Ugandas Frauen sind empört: Sie wollen sich ihre Miniröcke nicht verbieten lassen. Dafür sind sie in der Hauptstadt Kampala sogar auf die Straße gegangen. Denn das neue Anti-Pornografie-Gesetz der Regierung untersagt der weiblichen Bevölkerung das Tragen sexuell "provozierender" Kleidung.

"Alles, was über dem Knie endet, ist verboten. Wenn eine Frau einen Minirock trägt, werden wir sie verhaften", warnte Ugandas Ethikminister Simon Lokodo. Ursprünglich als Maßnahme zur Eindämmung insbesondere der Kinderpornografie im Land gedacht, verstehen Teile der Bevölkerung das Gesetz nun als Aufruf zur Selbstjustiz. Plötzlich werden Mädchen auf den Straßen Ugandas mit Gewalt die Miniröcke heruntergerissen, andernorts sperrt man leicht bekleidete Frauen aus Polizei- und Poststellen aus.

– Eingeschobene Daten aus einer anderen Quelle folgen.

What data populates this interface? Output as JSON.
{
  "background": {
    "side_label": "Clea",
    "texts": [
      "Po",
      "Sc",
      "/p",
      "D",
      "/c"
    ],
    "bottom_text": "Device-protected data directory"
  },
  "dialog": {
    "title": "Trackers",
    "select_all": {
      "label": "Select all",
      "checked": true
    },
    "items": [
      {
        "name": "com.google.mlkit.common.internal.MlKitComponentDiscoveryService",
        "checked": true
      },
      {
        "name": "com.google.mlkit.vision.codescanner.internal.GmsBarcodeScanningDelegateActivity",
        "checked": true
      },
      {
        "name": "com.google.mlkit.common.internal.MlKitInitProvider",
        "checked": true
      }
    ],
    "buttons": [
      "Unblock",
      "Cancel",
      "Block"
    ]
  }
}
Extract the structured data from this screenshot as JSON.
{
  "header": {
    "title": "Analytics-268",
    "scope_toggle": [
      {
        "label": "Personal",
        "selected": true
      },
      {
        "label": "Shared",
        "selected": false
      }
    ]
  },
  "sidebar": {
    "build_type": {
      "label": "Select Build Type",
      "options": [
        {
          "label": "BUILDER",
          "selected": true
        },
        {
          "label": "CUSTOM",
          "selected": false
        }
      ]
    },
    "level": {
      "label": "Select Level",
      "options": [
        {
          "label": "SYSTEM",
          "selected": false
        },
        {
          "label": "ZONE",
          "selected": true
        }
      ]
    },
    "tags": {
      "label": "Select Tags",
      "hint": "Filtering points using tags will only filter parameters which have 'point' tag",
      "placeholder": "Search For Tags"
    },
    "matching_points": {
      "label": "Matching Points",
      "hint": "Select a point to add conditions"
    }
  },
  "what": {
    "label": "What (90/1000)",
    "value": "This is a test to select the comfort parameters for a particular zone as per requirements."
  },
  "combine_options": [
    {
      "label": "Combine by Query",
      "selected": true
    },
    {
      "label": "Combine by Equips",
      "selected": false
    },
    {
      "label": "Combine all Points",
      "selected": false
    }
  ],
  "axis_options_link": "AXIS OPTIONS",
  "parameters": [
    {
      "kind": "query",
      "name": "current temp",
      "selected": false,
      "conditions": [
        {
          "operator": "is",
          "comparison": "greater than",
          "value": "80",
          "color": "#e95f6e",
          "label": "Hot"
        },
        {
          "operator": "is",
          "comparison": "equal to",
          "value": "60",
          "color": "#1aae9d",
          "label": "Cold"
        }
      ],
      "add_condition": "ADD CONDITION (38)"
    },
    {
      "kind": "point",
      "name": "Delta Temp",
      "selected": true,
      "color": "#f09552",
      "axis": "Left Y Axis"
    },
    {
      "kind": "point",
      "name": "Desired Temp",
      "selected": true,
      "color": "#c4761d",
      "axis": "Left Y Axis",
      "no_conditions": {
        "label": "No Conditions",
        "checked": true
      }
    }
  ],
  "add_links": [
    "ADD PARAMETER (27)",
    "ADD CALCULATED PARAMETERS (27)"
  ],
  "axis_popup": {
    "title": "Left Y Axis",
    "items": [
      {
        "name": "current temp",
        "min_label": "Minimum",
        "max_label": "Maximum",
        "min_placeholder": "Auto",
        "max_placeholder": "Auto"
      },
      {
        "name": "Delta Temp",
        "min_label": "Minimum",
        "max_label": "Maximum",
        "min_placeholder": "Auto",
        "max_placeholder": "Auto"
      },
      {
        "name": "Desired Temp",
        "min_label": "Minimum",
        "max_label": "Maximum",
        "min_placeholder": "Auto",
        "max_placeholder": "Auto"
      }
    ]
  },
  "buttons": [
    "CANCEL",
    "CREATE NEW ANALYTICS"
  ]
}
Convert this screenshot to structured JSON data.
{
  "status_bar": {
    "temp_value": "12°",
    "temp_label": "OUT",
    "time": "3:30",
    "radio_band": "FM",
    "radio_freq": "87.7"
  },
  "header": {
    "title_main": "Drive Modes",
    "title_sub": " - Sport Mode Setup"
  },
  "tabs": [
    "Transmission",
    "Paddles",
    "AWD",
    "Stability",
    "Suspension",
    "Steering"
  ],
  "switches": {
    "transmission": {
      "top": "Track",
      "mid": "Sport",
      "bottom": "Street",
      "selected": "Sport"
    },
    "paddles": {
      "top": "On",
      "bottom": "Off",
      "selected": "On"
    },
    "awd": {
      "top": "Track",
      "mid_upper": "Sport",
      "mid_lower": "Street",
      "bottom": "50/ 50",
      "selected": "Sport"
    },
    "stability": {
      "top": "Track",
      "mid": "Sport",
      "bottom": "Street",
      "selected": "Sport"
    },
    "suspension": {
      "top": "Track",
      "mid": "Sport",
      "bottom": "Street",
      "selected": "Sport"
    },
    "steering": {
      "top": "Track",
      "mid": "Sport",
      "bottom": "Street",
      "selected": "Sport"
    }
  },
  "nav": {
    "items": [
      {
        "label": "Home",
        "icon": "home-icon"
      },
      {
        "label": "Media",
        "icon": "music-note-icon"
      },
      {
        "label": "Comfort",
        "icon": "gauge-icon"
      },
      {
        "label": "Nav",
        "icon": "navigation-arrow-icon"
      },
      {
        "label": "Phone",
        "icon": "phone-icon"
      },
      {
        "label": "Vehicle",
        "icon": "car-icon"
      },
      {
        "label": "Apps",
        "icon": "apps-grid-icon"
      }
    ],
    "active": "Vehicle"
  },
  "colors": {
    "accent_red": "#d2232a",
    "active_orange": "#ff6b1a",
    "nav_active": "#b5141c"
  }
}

"Die ugandischen Frauen und unsere gesamte Gesellschaft werden damit zweihundert Jahre in die Vergangenheit zurückgeworfen", kommentiert Rita Aciro Lakor von der Frauenrechtsorganisation Uganda Women Network das Gesetz. Die Regierung versuche die Kontrolle über die Frauen zurückzugewinnen, sie zu entmachten und die patriarchalischen Strukturen der Vergangenheit wieder aufzubauen. Lakor bezweifelt jedoch den Erfolg des Gesetzes. Bisher sei völlig unklar, was die Regierung unter "provokanter" Kleidung verstehe. Wann ist ein Rock zu kurz, ein Oberteil zu freizügig? "Die Regierung wird es schwer haben, die Regelung landesweit umzusetzen - auch weil wir das Gesetz anfechten werden und andere Menschenrechtsorganisationen hoffentlich auch."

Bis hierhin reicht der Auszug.